Pertenecer a un club exige cumplir con unas condiciones para acceder, y requiere cumplir con unas normas y compromisos. Es cierto que en un club tan complejo es necesario cierto grado de flexibilidad ante los diferentes intereses y sensibilidades, pero también es cierto que hay líneas rojas que no se debe permitir que se traspasen. Y esto no es exclusivo del Reino Unido. La Carta de los Derechos

Fundamentales de la Unión Europea es un documento que contiene provisiones de derechos humanos y fue proclamado por el Parlamento Europeo, el Consejo de la Unión Europea y la Comisión Europea el 7 de diciembre de 2000 en Niza. Posteriormente revisado el 12 de diciembre de 2007 en Estrasburgo y es de obligado cumplimiento después de la firma del Tratado de Lisboa. En dicha Carta se recogen los Derechos Fundamentales de la Unión Europea y es legalmente vinculante para todos los países con excepciones para Polonia y, como no, para el Reino Unido. Hoy, algunos países del club han tenido que ser advertidos ante su incumplimiento reiterado de determinados aspectos recogidos en la Carta y referentes a los derechos humanos. De nuevo la timidez y la política de salón permiten que haya países que incumplan sistemáticamente con estos derechos fundamentales de la UE.

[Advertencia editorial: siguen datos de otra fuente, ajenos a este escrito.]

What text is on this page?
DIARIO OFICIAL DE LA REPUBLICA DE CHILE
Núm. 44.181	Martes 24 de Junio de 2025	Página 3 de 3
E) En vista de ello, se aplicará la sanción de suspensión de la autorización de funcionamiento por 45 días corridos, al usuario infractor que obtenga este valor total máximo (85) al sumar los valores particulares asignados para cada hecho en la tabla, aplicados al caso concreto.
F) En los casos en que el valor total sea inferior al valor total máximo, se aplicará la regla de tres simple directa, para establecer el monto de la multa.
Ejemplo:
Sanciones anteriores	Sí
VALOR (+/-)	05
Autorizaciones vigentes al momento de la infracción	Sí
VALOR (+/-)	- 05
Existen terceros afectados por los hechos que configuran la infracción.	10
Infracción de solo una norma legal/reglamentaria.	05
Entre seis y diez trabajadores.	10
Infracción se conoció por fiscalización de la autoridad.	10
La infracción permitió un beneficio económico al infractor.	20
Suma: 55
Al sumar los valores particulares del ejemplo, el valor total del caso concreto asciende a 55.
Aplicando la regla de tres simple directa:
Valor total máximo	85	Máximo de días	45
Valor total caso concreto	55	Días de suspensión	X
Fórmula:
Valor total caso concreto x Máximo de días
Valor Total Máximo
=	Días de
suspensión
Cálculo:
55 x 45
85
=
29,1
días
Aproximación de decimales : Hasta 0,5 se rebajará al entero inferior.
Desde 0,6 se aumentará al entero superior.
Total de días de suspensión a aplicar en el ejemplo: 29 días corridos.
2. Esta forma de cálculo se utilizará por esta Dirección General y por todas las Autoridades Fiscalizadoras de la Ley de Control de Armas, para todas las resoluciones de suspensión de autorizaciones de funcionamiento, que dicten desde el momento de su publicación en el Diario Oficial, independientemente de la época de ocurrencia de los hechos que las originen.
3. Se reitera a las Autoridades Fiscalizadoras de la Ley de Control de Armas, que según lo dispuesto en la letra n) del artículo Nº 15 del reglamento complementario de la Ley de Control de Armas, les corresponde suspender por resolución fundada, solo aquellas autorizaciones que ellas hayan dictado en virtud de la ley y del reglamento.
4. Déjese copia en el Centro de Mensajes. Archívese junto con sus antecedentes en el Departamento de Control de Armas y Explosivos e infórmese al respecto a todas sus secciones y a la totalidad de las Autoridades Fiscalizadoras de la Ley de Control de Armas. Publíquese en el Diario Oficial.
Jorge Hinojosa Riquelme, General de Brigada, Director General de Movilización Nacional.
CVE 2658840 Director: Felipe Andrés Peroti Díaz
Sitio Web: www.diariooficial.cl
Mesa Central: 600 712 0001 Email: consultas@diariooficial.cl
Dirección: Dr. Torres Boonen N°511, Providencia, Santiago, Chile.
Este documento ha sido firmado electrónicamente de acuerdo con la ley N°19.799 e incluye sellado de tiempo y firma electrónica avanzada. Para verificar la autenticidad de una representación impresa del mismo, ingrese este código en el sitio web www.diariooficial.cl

El Brexit es la historia de un país miembro que primero quiso pertenecer al club pero con sus condiciones, y lo logró, ahora quiere irse pero también con sus condiciones. Ya que así lo han decidido sus ciudadanos, espero que se vayan, pero aceptando que cuando lo hagan ya no pertenecerán a la Unión Europea y por lo tanto sus relaciones serán las de un país no perteneciente a la UE.

Europa debe ser firme en sus convicciones, dejando claro que la pertenencia a su club exige unas condiciones de acceso y unos compromisos de permanencia. Aquel que no quiera pertenecer, porque así lo han decidido sus ciudadanos o porque quiera permanecer aislado regresando a la Europa de las tribus, está en su derecho. La Unión Europea debe de ser más contundente, debe de dejar de perder el tiempo con los que no quieren estar y dedicarse a resolver los problemas comunes que afectan a los que si quieran estar y, por favor, acabar con este absurdo y dejar de hacer el ridículo.